A lifetime for ionized acetylene

Photoisomerization, the process by which the absorption of a photon induces geometrical rearrangements of the atoms in a molecule, is an important phenomenon in chemistry and biology. It is, for example, responsible for initiating the cascade of events underlying the process of vision, where photons interact with retinal molecules in the eye.
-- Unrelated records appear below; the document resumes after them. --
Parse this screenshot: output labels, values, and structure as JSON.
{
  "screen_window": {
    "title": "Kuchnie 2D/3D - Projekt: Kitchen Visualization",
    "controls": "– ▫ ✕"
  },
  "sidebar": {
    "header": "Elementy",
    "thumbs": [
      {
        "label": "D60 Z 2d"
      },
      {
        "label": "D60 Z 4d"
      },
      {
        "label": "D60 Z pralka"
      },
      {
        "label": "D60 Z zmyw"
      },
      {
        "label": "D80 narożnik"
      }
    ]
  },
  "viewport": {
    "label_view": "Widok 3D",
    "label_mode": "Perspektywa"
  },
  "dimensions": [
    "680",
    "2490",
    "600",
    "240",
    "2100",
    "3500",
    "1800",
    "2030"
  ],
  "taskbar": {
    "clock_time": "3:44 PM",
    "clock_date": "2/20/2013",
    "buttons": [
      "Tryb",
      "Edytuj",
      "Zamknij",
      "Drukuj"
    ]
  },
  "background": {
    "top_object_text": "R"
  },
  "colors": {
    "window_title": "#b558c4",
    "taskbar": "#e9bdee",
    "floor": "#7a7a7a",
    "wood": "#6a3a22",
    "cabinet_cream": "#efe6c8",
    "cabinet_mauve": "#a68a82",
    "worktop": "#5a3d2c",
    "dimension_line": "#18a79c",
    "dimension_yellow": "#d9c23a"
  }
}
© 2011 American Physical Society

Here, we simulate the isomerization of acetylene after photoionization.Photoionization leaves the acetylene molecule in an electronically excited state. In this electronically excited state, isomerization takes place and a hydrogen atom is transferred from one carbon atom to the other in about 100 fs. At the new geometry resulting from isomerization, the electronic energy stored
in the molecule is transformed into vibrational energy---in a process that violates an assumption widely adopted in molecular physics, which is known as the Born-Oppenheimer approximation. According to our calculations, the energy redistribution into molecular vibrations is completed in less than 500 fs. The vibrationally hot molecule adopts a new quasi-equilibrium geometry similar to
the original structure of neutral acetylene.

The reported results explain recent experiments at the free-electron laser in Hamburg (FLASH), and predict an efficient vibrational energy redistribution mechanism that has not yet been accessed experimentally.